May 13, 2005--New rules go into effect June 1 in the southern states asking businesses to combat identity theft and fraud under the Federal Trade Commission's rules and procedures. Other states have a September deadline.
These new rules applies to companies who obtain customer information from a consumer report and requires them to destroy that information by means of shredding, burning, "smashing or wiping" when discarding it.
The new rules are an amendment to the Fair and Accurate Credit Transactions Act (FACT Act). Senate and House committees recently discussed the burgeoning problem of identity theft and how to enforce bi-partisan drafted legislation like the FACT Act.

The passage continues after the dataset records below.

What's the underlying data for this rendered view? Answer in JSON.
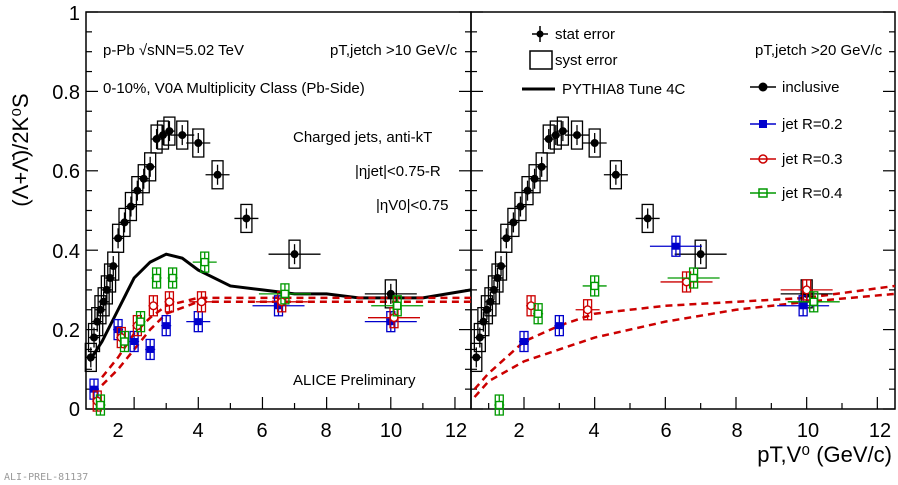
{
  "chart_data": [
    {
      "type": "scatter",
      "panel": "left",
      "x_range": [
        0.5,
        12.5
      ],
      "y_range": [
        0,
        1
      ],
      "xticks": [
        "2",
        "4",
        "6",
        "8",
        "10",
        "12"
      ],
      "yticks": [
        "0",
        "0.2",
        "0.4",
        "0.6",
        "0.8",
        "1"
      ],
      "annotations": {
        "collision": "p-Pb √sNN=5.02 TeV",
        "pt_cut": "pT,jetch >10 GeV/c",
        "multiplicity": "0-10%, V0A Multiplicity Class (Pb-Side)",
        "jets": "Charged jets, anti-kT",
        "eta_jet": "|ηjet|<0.75-R",
        "eta_v0": "|ηV0|<0.75",
        "preliminary": "ALICE Preliminary"
      },
      "series": [
        {
          "name": "inclusive",
          "color": "#000000",
          "x": [
            0.65,
            0.75,
            0.85,
            0.95,
            1.05,
            1.15,
            1.25,
            1.35,
            1.5,
            1.7,
            1.9,
            2.1,
            2.3,
            2.5,
            2.7,
            2.9,
            3.1,
            3.5,
            4.0,
            4.6,
            5.5,
            7.0,
            10.0
          ],
          "y": [
            0.13,
            0.18,
            0.22,
            0.25,
            0.27,
            0.3,
            0.33,
            0.36,
            0.43,
            0.47,
            0.51,
            0.55,
            0.58,
            0.61,
            0.68,
            0.69,
            0.7,
            0.69,
            0.67,
            0.59,
            0.48,
            0.39,
            0.29
          ]
        },
        {
          "name": "jet R=0.2",
          "color": "#0000cc",
          "x": [
            0.75,
            1.5,
            2.0,
            2.5,
            3.0,
            4.0,
            6.5,
            10.0
          ],
          "y": [
            0.05,
            0.2,
            0.17,
            0.15,
            0.21,
            0.22,
            0.26,
            0.22
          ]
        },
        {
          "name": "jet R=0.3",
          "color": "#cc0000",
          "x": [
            0.85,
            1.6,
            2.1,
            2.6,
            3.1,
            4.1,
            6.6,
            10.1
          ],
          "y": [
            0.02,
            0.18,
            0.21,
            0.26,
            0.27,
            0.27,
            0.27,
            0.23
          ]
        },
        {
          "name": "jet R=0.4",
          "color": "#009900",
          "x": [
            0.95,
            1.7,
            2.2,
            2.7,
            3.2,
            4.2,
            6.7,
            10.2
          ],
          "y": [
            0.01,
            0.17,
            0.22,
            0.33,
            0.33,
            0.37,
            0.29,
            0.26
          ]
        },
        {
          "name": "PYTHIA8 Tune 4C",
          "color": "#000000",
          "x": [
            0.6,
            1.0,
            1.5,
            2.0,
            2.5,
            3.0,
            3.5,
            4.0,
            5.0,
            6.0,
            7.0,
            8.0,
            9.0,
            10.0,
            11.0,
            12.5
          ],
          "y": [
            0.12,
            0.17,
            0.25,
            0.33,
            0.37,
            0.39,
            0.38,
            0.35,
            0.31,
            0.3,
            0.29,
            0.29,
            0.28,
            0.28,
            0.28,
            0.3
          ]
        }
      ]
    },
    {
      "type": "scatter",
      "panel": "right",
      "x_range": [
        0.5,
        12.5
      ],
      "y_range": [
        0,
        1
      ],
      "xticks": [
        "2",
        "4",
        "6",
        "8",
        "10",
        "12"
      ],
      "annotations": {
        "pt_cut": "pT,jetch >20 GeV/c"
      },
      "series": [
        {
          "name": "inclusive",
          "color": "#000000",
          "x": [
            0.65,
            0.75,
            0.85,
            0.95,
            1.05,
            1.15,
            1.25,
            1.35,
            1.5,
            1.7,
            1.9,
            2.1,
            2.3,
            2.5,
            2.7,
            2.9,
            3.1,
            3.5,
            4.0,
            4.6,
            5.5,
            7.0,
            10.0
          ],
          "y": [
            0.13,
            0.18,
            0.22,
            0.25,
            0.27,
            0.3,
            0.33,
            0.36,
            0.43,
            0.47,
            0.51,
            0.55,
            0.58,
            0.61,
            0.68,
            0.69,
            0.7,
            0.69,
            0.67,
            0.59,
            0.48,
            0.39,
            0.29
          ]
        },
        {
          "name": "jet R=0.2",
          "color": "#0000cc",
          "x": [
            2.0,
            3.0,
            6.3,
            9.9
          ],
          "y": [
            0.17,
            0.21,
            0.41,
            0.26
          ]
        },
        {
          "name": "jet R=0.3",
          "color": "#cc0000",
          "x": [
            2.2,
            3.8,
            6.6,
            10.0
          ],
          "y": [
            0.26,
            0.25,
            0.32,
            0.3
          ]
        },
        {
          "name": "jet R=0.4",
          "color": "#009900",
          "x": [
            1.3,
            2.4,
            4.0,
            6.8,
            10.2
          ],
          "y": [
            0.01,
            0.24,
            0.31,
            0.33,
            0.27
          ]
        }
      ]
    }
  ],
  "legend": {
    "stat": "stat error",
    "syst": "syst error",
    "pythia": "PYTHIA8 Tune 4C",
    "inclusive": "inclusive",
    "r02": "jet R=0.2",
    "r03": "jet R=0.3",
    "r04": "jet R=0.4"
  },
  "axes": {
    "ylabel": "(Λ+Λ̄)/2K⁰S",
    "xlabel": "pT,V⁰ (GeV/c)"
  },
  "footer": "ALI-PREL-81137"
}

Passed in 2003, the FACT Act, an amendment to the FCRA (Fair Credit Reporting Act) entitles consumers to free annual credit reports from three major credit bureaus. It also creates a national fraud alert system to make it easy for consumers to detect and report fraudulent activities on their accounts.

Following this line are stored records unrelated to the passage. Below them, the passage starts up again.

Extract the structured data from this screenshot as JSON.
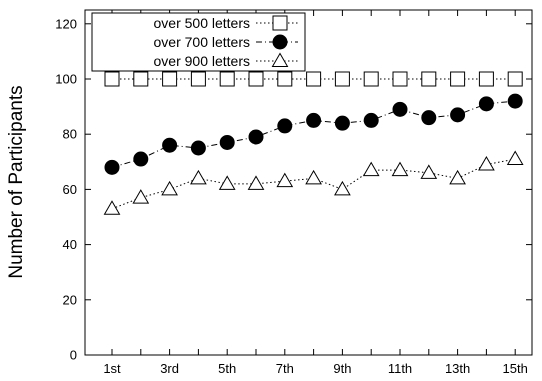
{
  "chart_data": {
    "type": "line",
    "title": "",
    "xlabel": "",
    "ylabel": "Number of Participants",
    "categories": [
      "1st",
      "2nd",
      "3rd",
      "4th",
      "5th",
      "6th",
      "7th",
      "8th",
      "9th",
      "10th",
      "11th",
      "12th",
      "13th",
      "14th",
      "15th"
    ],
    "xtick_labels": [
      "1st",
      "",
      "3rd",
      "",
      "5th",
      "",
      "7th",
      "",
      "9th",
      "",
      "11th",
      "",
      "13th",
      "",
      "15th"
    ],
    "yticks": [
      0,
      20,
      40,
      60,
      80,
      100,
      120
    ],
    "ylim": [
      0,
      125
    ],
    "grid": false,
    "legend_position": "top-left",
    "series": [
      {
        "name": "over 500 letters",
        "marker": "open-square",
        "line": "dotted",
        "values": [
          100,
          100,
          100,
          100,
          100,
          100,
          100,
          100,
          100,
          100,
          100,
          100,
          100,
          100,
          100
        ]
      },
      {
        "name": "over 700 letters",
        "marker": "filled-circle",
        "line": "dash-dot",
        "values": [
          68,
          71,
          76,
          75,
          77,
          79,
          83,
          85,
          84,
          85,
          89,
          86,
          87,
          91,
          92
        ]
      },
      {
        "name": "over 900 letters",
        "marker": "open-triangle",
        "line": "dotted",
        "values": [
          53,
          57,
          60,
          64,
          62,
          62,
          63,
          64,
          60,
          67,
          67,
          66,
          64,
          69,
          71
        ]
      }
    ]
  }
}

According to a survey conducted by market research firm Harris Interactive in conjunction with Office Depot, 97 percent of employed U.S. adults don't know what businesses need to do to comply with the FACT Act.
The Federal Trade Commission currently holds business owners (who may be ID theft and fraud victims themselves) responsible for the following:
The FACT Act is set up to protect not just customers but also businesses who may find themselves victim to sophisticated criminals.
In February, ChoicePoint, an Atlanta-based data broker, revealed that it had possibly sold information about 145,000 people to criminals posing illegally as businesses; and Lexis-Nexis, another data broker, notified 30,000 U.S. consumers that their personal information was likely accessed by criminals. The Federal Trade Commission has estimated that 10 million Americans fall victim to identity theft every year, costing consumers and businesses more than $55 billion.